On ne peut en tout cas pas dire que La Une déploie ce mardi matin les mêmes effectifs et les mêmes moyens que la veille au soir, et ce alors que le terroriste est sur le point d'être "neutralisé", puis l'est réellement.

DANS UN COCON 

Pour en savoir plus, paradoxalement, il faut se rendre sur… La Trois. La chaîne culturelle de la RTBF aurait-elle tout à coup hérité du studio Info de La Une ? Ah non, pas tout à fait, mais cette chaîne diffuse le matin la matinale… radio de La Première.

À partir de 6h du matin, on peut donc voir en télévision un produit radio, 100% info, et ce mardi matin presque 100% consacré à l'événement de la nuit et à son possible dénouement. Qu'on se rassure, si besoin en est : il s'agit bien d'un produit radio. À de rares exceptions près, les journalistes n'ont cure de la présence des caméras. Ils assurent une émission radio, et tant mieux (ou tant pis) si on peut la voir à la télé. La matinale comprend plusieurs invités présents en studio, dont des responsables politiques. L'annonce de la "neutralisation" de la personne suspectée intervient un peu avant 8h, l'info étant communiquée au journaliste présentateur via son oreillette. Au cours de l'émission, les interventions sonores provenant de l'extérieur parleront de l'impact de l'événement sur les moyens de transport, de l'état d'esprit des voyageurs dans les transports en commun et de la question de l'ouverture des écoles. Le programme comprend aussi des interventions d'acteurs ou de spécialistes, par téléphone ou internet. Mais, sur le terrain même où se déroule l'affaire, à ce qu'on peut relever à l'écoute, il n'y a semble-t-il rien de précis.

COMME A LA RADIO

La concurrence est dans la même configuration. Lundi soir, l'édition spéciale du RTL Info avait débuté un peu plus tard que celle de La Une, mais ensuite les moyens déployés par la chaîne appartenant à Rossel et DPG étaient à peu près comparables à ceux de la RTBF. 

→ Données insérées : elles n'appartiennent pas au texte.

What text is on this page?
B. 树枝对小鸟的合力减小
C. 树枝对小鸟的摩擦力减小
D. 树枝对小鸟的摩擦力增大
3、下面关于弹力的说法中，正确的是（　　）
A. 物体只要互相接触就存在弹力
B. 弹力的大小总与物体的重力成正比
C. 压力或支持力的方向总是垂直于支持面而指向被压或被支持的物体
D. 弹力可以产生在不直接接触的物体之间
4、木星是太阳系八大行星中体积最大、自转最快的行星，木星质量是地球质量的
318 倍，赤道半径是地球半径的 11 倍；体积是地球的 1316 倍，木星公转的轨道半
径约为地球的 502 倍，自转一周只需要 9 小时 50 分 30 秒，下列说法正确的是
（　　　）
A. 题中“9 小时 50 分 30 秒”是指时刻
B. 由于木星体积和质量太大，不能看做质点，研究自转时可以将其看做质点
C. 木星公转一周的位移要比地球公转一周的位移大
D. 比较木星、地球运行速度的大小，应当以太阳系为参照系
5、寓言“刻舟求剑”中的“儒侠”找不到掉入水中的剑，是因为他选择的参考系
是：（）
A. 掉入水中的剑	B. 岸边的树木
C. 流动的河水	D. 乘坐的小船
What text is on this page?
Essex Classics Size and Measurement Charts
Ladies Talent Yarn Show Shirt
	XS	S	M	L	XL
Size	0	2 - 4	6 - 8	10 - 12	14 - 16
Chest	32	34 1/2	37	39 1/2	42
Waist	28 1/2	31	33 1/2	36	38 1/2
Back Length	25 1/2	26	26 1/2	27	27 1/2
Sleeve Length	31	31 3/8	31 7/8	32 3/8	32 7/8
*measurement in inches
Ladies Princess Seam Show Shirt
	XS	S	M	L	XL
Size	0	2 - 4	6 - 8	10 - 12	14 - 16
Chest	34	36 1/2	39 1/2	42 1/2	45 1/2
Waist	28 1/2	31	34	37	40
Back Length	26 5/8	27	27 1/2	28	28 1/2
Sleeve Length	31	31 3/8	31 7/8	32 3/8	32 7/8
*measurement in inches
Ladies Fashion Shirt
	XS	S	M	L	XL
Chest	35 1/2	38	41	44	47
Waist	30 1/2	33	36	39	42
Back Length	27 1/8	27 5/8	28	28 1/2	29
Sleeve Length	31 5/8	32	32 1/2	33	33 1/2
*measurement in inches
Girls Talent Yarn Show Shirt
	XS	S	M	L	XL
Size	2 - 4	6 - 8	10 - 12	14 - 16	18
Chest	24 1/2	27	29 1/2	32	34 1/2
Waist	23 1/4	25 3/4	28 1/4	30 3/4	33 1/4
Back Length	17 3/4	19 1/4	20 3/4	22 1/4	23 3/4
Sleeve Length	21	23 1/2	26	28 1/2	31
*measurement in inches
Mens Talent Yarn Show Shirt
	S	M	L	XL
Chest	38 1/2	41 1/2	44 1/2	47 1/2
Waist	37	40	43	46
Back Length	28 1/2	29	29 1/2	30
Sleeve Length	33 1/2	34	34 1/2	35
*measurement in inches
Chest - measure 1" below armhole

Le mardi matin, la chaîne allait-elle faire rebelote ou déléguer des envoyés spéciaux et des moyens de faire des directs aux quatre coins de la capitale ? Pas du tout. Tous les matins, RTL TVi diffuse… la matinale (radio) de Bel RTL. Donc pourquoi ne pas le faire un mardi de crise ? Même si le spectateur assiste alors à une émission de radio dans laquelle il ne fait l'objet de strictement aucune attention. Où il ne se sent même pas invité.  L'étriqué studio de Bel RTL étant, qui plus est, partout rempli d'énormes écrans d'ordinateurs, rien n'est fait dans pareil décor pour captiver le téléspectateur ou s'adresser à lui. Que du contraire : l'image que l'on perçoit a tout d'un repoussoir. L'essentiel de ce qui passe à l'antenne se déroule entre les interlocuteurs présents en studio, y compris les séquences humoristiques. Mais il faut noter que Bel RTL dispose, elle, d'une envoyée spéciale radio qui se trouve devant le domicile du suspect. Elle interviendra en tout cas (sans être à l'image et sans in situ) au début du journal de 8h00, décrivant assez clairement ce qui se déroule autour d'elle, mais sans livrer d'information sur ce qui se passe avec le suspect. Deux autres envoyés spéciaux de la radio sur le terrain seront sollicités dans l'émission : l'un dans une école et l'autre dans les rues de Schaerbeek, avec des interviews à chaque fois liées à la question de l'ouverture (ou pas) des établissements scolaires et des commerces. À noter que, à 7h50, lors de l'interview politique, l'interviewer affirmera que le terroriste n'est toujours pas arrêté. Cet élément sera répété en début du journal de 8h00. L'annonce de l'arrestation ne sera faite, prudemment, que à 08h03. 

La diffusion télé ne semble pas être une grande préoccupation des responsables de la matinale de Bel RTL. Pour preuve supplémentaire, le contenu du bandeau d'infos qui défile au bas de l'image. Tout au long de l'émission, on pourra notamment y lire : "Le Premier ministre donnera une conférence de presse à 5h"… Alors qu'on est deux ou trois heures plus tard. "Les tribunes 1, 3, 4 du stade roi Baudouin peuvent être évacuées." ou : "La situation au stade roi Baudouin reste calme." Alors que tout cela est du passé depuis belle lurette et remonte à la veille au soir…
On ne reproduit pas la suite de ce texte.